At the event, Sarvam also showcased its chatbot Vikram, which demonstrated conversations in multiple Indian languages. The name honours Indian physicist Vikram Sarabhai.
The models support all 22 scheduled Indian languages and are optimised for voice-first interactions. The 30B model is pre-trained on 16 trillion tokens and is aimed at long conversations and agentic workflows, while the larger model uses a mixture-of-experts architecture to reduce costs.
Gnani.ai unveils voice cloning AI system
Bengaluru-based startup Gnani.ai launched Vachana TTS, a text-to-speech system capable of cloning voices and generating speech in 12 Indian languages.

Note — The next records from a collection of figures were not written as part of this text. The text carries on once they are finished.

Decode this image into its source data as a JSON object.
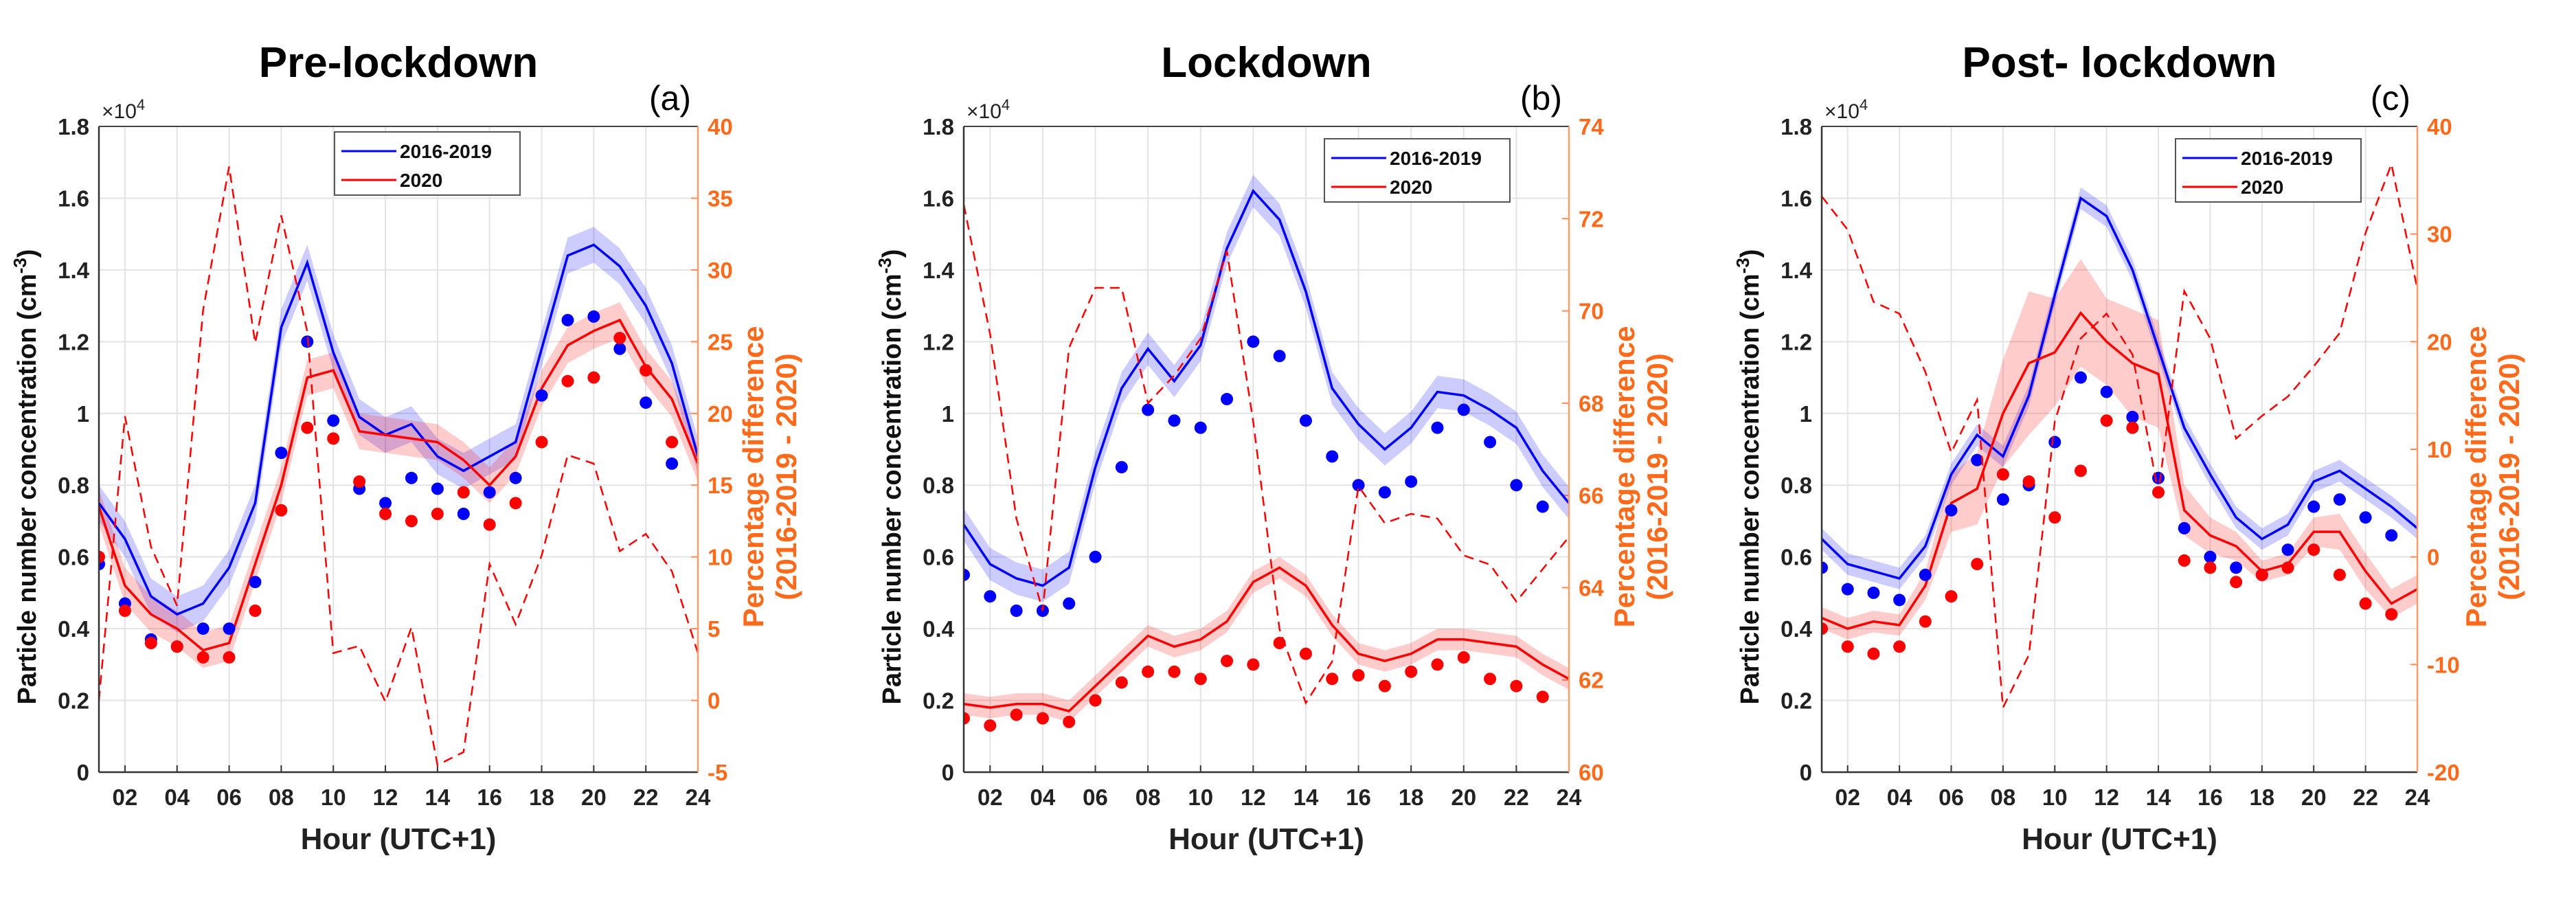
{
  "chart_data": [
    {
      "type": "line",
      "title": "Pre-lockdown",
      "panel_label": "(a)",
      "xlabel": "Hour (UTC+1)",
      "ylabel_prefix": "Particle number concentration (cm",
      "ylabel_exp": "-3",
      "ylabel_suffix": ")",
      "y_multiplier_base": "×10",
      "y_multiplier_exp": "4",
      "ylabel_right_line1": "Percentage difference",
      "ylabel_right_line2": "(2016-2019 - 2020)",
      "xlim": [
        1,
        24
      ],
      "ylim": [
        0,
        1.8
      ],
      "ylim_right": [
        -5,
        40
      ],
      "xticks": [
        "02",
        "04",
        "06",
        "08",
        "10",
        "12",
        "14",
        "16",
        "18",
        "20",
        "22",
        "24"
      ],
      "yticks": [
        "0",
        "0.2",
        "0.4",
        "0.6",
        "0.8",
        "1",
        "1.2",
        "1.4",
        "1.6",
        "1.8"
      ],
      "yticks_right": [
        "-5",
        "0",
        "5",
        "10",
        "15",
        "20",
        "25",
        "30",
        "35",
        "40"
      ],
      "grid": true,
      "legend": {
        "placement": "top-center",
        "entries": [
          "2016-2019",
          "2020"
        ]
      },
      "hours": [
        1,
        2,
        3,
        4,
        5,
        6,
        7,
        8,
        9,
        10,
        11,
        12,
        13,
        14,
        15,
        16,
        17,
        18,
        19,
        20,
        21,
        22,
        23,
        24
      ],
      "series": [
        {
          "name": "2016-2019",
          "color": "#0000ff",
          "style": "solid",
          "ci": 0.05,
          "values": [
            0.75,
            0.65,
            0.49,
            0.44,
            0.47,
            0.57,
            0.75,
            1.24,
            1.42,
            1.17,
            0.99,
            0.94,
            0.97,
            0.88,
            0.84,
            0.88,
            0.92,
            1.18,
            1.44,
            1.47,
            1.41,
            1.3,
            1.14,
            0.88
          ]
        },
        {
          "name": "2020",
          "color": "#ff0000",
          "style": "solid",
          "ci": 0.05,
          "values": [
            0.74,
            0.52,
            0.44,
            0.4,
            0.34,
            0.36,
            0.58,
            0.8,
            1.1,
            1.12,
            0.95,
            0.94,
            0.93,
            0.92,
            0.87,
            0.8,
            0.88,
            1.07,
            1.19,
            1.23,
            1.26,
            1.13,
            1.04,
            0.86
          ]
        },
        {
          "name": "2016-2019 points",
          "color": "#0000ff",
          "style": "dots",
          "values": [
            0.58,
            0.47,
            0.37,
            0.35,
            0.4,
            0.4,
            0.53,
            0.89,
            1.2,
            0.98,
            0.79,
            0.75,
            0.82,
            0.79,
            0.72,
            0.78,
            0.82,
            1.05,
            1.26,
            1.27,
            1.18,
            1.03,
            0.86
          ]
        },
        {
          "name": "2020 points",
          "color": "#ff0000",
          "style": "dots",
          "values": [
            0.6,
            0.45,
            0.36,
            0.35,
            0.32,
            0.32,
            0.45,
            0.73,
            0.96,
            0.93,
            0.81,
            0.72,
            0.7,
            0.72,
            0.78,
            0.69,
            0.75,
            0.92,
            1.09,
            1.1,
            1.21,
            1.12,
            0.92
          ]
        },
        {
          "name": "Percentage difference",
          "color": "#ff0000",
          "style": "dashed",
          "axis": "right",
          "values": [
            0.0,
            19.8,
            10.7,
            6.6,
            27.2,
            37.2,
            24.9,
            33.8,
            25.7,
            3.3,
            3.8,
            -0.1,
            5.1,
            -4.5,
            -3.6,
            9.5,
            5.3,
            10.1,
            17.1,
            16.5,
            10.4,
            11.6,
            9.0,
            3.3
          ]
        }
      ]
    },
    {
      "type": "line",
      "title": "Lockdown",
      "panel_label": "(b)",
      "xlabel": "Hour (UTC+1)",
      "ylabel_prefix": "Particle number concentration (cm",
      "ylabel_exp": "-3",
      "ylabel_suffix": ")",
      "y_multiplier_base": "×10",
      "y_multiplier_exp": "4",
      "ylabel_right_line1": "Percentage difference",
      "ylabel_right_line2": "(2016-2019 - 2020)",
      "xlim": [
        1,
        24
      ],
      "ylim": [
        0,
        1.8
      ],
      "ylim_right": [
        60,
        74
      ],
      "xticks": [
        "02",
        "04",
        "06",
        "08",
        "10",
        "12",
        "14",
        "16",
        "18",
        "20",
        "22",
        "24"
      ],
      "yticks": [
        "0",
        "0.2",
        "0.4",
        "0.6",
        "0.8",
        "1",
        "1.2",
        "1.4",
        "1.6",
        "1.8"
      ],
      "yticks_right": [
        "60",
        "62",
        "64",
        "66",
        "68",
        "70",
        "72",
        "74"
      ],
      "grid": true,
      "legend": {
        "placement": "top-right",
        "entries": [
          "2016-2019",
          "2020"
        ]
      },
      "hours": [
        1,
        2,
        3,
        4,
        5,
        6,
        7,
        8,
        9,
        10,
        11,
        12,
        13,
        14,
        15,
        16,
        17,
        18,
        19,
        20,
        21,
        22,
        23,
        24
      ],
      "series": [
        {
          "name": "2016-2019",
          "color": "#0000ff",
          "style": "solid",
          "ci": 0.045,
          "values": [
            0.69,
            0.58,
            0.54,
            0.52,
            0.57,
            0.85,
            1.07,
            1.18,
            1.09,
            1.19,
            1.46,
            1.62,
            1.54,
            1.34,
            1.07,
            0.97,
            0.9,
            0.96,
            1.06,
            1.05,
            1.01,
            0.96,
            0.84,
            0.75
          ]
        },
        {
          "name": "2020",
          "color": "#ff0000",
          "style": "solid",
          "ci": 0.03,
          "values": [
            0.19,
            0.18,
            0.19,
            0.19,
            0.17,
            0.24,
            0.31,
            0.38,
            0.35,
            0.37,
            0.42,
            0.53,
            0.57,
            0.52,
            0.41,
            0.33,
            0.31,
            0.33,
            0.37,
            0.37,
            0.36,
            0.35,
            0.3,
            0.26
          ]
        },
        {
          "name": "2016-2019 points",
          "color": "#0000ff",
          "style": "dots",
          "values": [
            0.55,
            0.49,
            0.45,
            0.45,
            0.47,
            0.6,
            0.85,
            1.01,
            0.98,
            0.96,
            1.04,
            1.2,
            1.16,
            0.98,
            0.88,
            0.8,
            0.78,
            0.81,
            0.96,
            1.01,
            0.92,
            0.8,
            0.74
          ]
        },
        {
          "name": "2020 points",
          "color": "#ff0000",
          "style": "dots",
          "values": [
            0.15,
            0.13,
            0.16,
            0.15,
            0.14,
            0.2,
            0.25,
            0.28,
            0.28,
            0.26,
            0.31,
            0.3,
            0.36,
            0.33,
            0.26,
            0.27,
            0.24,
            0.28,
            0.3,
            0.32,
            0.26,
            0.24,
            0.21
          ]
        },
        {
          "name": "Percentage difference",
          "color": "#ff0000",
          "style": "dashed",
          "axis": "right",
          "values": [
            72.3,
            69.5,
            65.5,
            63.5,
            69.2,
            70.5,
            70.5,
            68.0,
            68.6,
            69.4,
            71.3,
            67.6,
            63.1,
            61.5,
            62.4,
            66.2,
            65.4,
            65.6,
            65.5,
            64.7,
            64.5,
            63.7,
            64.4,
            65.1
          ]
        }
      ]
    },
    {
      "type": "line",
      "title": "Post- lockdown",
      "panel_label": "(c)",
      "xlabel": "Hour (UTC+1)",
      "ylabel_prefix": "Particle number concentration (cm",
      "ylabel_exp": "-3",
      "ylabel_suffix": ")",
      "y_multiplier_base": "×10",
      "y_multiplier_exp": "4",
      "ylabel_right_line1": "Percentage difference",
      "ylabel_right_line2": "(2016-2019 - 2020)",
      "xlim": [
        1,
        24
      ],
      "ylim": [
        0,
        1.8
      ],
      "ylim_right": [
        -20,
        40
      ],
      "xticks": [
        "02",
        "04",
        "06",
        "08",
        "10",
        "12",
        "14",
        "16",
        "18",
        "20",
        "22",
        "24"
      ],
      "yticks": [
        "0",
        "0.2",
        "0.4",
        "0.6",
        "0.8",
        "1",
        "1.2",
        "1.4",
        "1.6",
        "1.8"
      ],
      "yticks_right": [
        "-20",
        "-10",
        "0",
        "10",
        "20",
        "30",
        "40"
      ],
      "grid": true,
      "legend": {
        "placement": "top-right",
        "entries": [
          "2016-2019",
          "2020"
        ]
      },
      "hours": [
        1,
        2,
        3,
        4,
        5,
        6,
        7,
        8,
        9,
        10,
        11,
        12,
        13,
        14,
        15,
        16,
        17,
        18,
        19,
        20,
        21,
        22,
        23,
        24
      ],
      "series": [
        {
          "name": "2016-2019",
          "color": "#0000ff",
          "style": "solid",
          "ci": 0.03,
          "values": [
            0.65,
            0.58,
            0.56,
            0.54,
            0.63,
            0.83,
            0.94,
            0.88,
            1.05,
            1.33,
            1.6,
            1.55,
            1.4,
            1.18,
            0.96,
            0.83,
            0.71,
            0.65,
            0.69,
            0.81,
            0.84,
            0.79,
            0.74,
            0.68
          ]
        },
        {
          "name": "2020",
          "color": "#ff0000",
          "style": "solid",
          "ci": [
            0.03,
            0.03,
            0.03,
            0.03,
            0.04,
            0.08,
            0.1,
            0.15,
            0.2,
            0.15,
            0.15,
            0.12,
            0.15,
            0.15,
            0.07,
            0.05,
            0.04,
            0.03,
            0.03,
            0.04,
            0.05,
            0.05,
            0.04,
            0.04
          ],
          "values": [
            0.43,
            0.4,
            0.42,
            0.41,
            0.52,
            0.75,
            0.79,
            1.0,
            1.14,
            1.17,
            1.28,
            1.2,
            1.14,
            1.11,
            0.73,
            0.66,
            0.63,
            0.56,
            0.58,
            0.67,
            0.67,
            0.56,
            0.47,
            0.51
          ]
        },
        {
          "name": "2016-2019 points",
          "color": "#0000ff",
          "style": "dots",
          "values": [
            0.57,
            0.51,
            0.5,
            0.48,
            0.55,
            0.73,
            0.87,
            0.76,
            0.8,
            0.92,
            1.1,
            1.06,
            0.99,
            0.82,
            0.68,
            0.6,
            0.57,
            0.55,
            0.62,
            0.74,
            0.76,
            0.71,
            0.66
          ]
        },
        {
          "name": "2020 points",
          "color": "#ff0000",
          "style": "dots",
          "values": [
            0.4,
            0.35,
            0.33,
            0.35,
            0.42,
            0.49,
            0.58,
            0.83,
            0.81,
            0.71,
            0.84,
            0.98,
            0.96,
            0.78,
            0.59,
            0.57,
            0.53,
            0.55,
            0.57,
            0.62,
            0.55,
            0.47,
            0.44
          ]
        },
        {
          "name": "Percentage difference",
          "color": "#ff0000",
          "style": "dashed",
          "axis": "right",
          "values": [
            33.5,
            30.4,
            23.7,
            22.6,
            17.2,
            9.7,
            14.6,
            -14.0,
            -9.1,
            12.6,
            20.3,
            22.6,
            18.8,
            5.9,
            24.7,
            20.3,
            11.0,
            13.1,
            14.9,
            17.7,
            20.8,
            30.1,
            36.5,
            24.9
          ]
        }
      ]
    }
  ]
}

The system can recreate a person’s voice using less than 10 seconds of recorded audio while preserving tone, pitch and speaking style. It also allows the same voice to speak across multiple languages without losing identity.
The company said the model achieves a Mean Opinion Score of 4.23 and a character error rate below 0.6 per cent. Built for low-bandwidth environments, the model is targeted at government services, customer support systems and large-scale enterprise deployments, with all data hosted within India.
BharatGen launches 17B multilingual foundation model
India’s sovereign AI initiative BharatGen announced the launch of Param2, a 17-billion-parameter multilingual mixture-of-experts foundational model.
The system is designed to support multiple Indic languages and reflects India’s linguistic and cultural diversity. It is intended for use in governance, education, healthcare, agriculture and enterprise applications.
The model was built in collaboration with Nvidia using its AI software stack and infrastructure to ensure scalability and performance.
ALSO READ | Gnani.ai expands Inya VoiceOS capabilities with two new speech models
India AI Summit: Why these launches matter
The unveiling of these models signals a major shift in India’s AI strategy. The focus is shifting toward AI sovereignty, with an emphasis on local control over data computing power, and core AI capabilities.
The launches signal a strong push for an India-first design approach, with models being trained for Indian languages and real-world local conditions. Efforts are also being made to ensure mass accessibility, as voice-first AI could help expand usage among non-English speakers.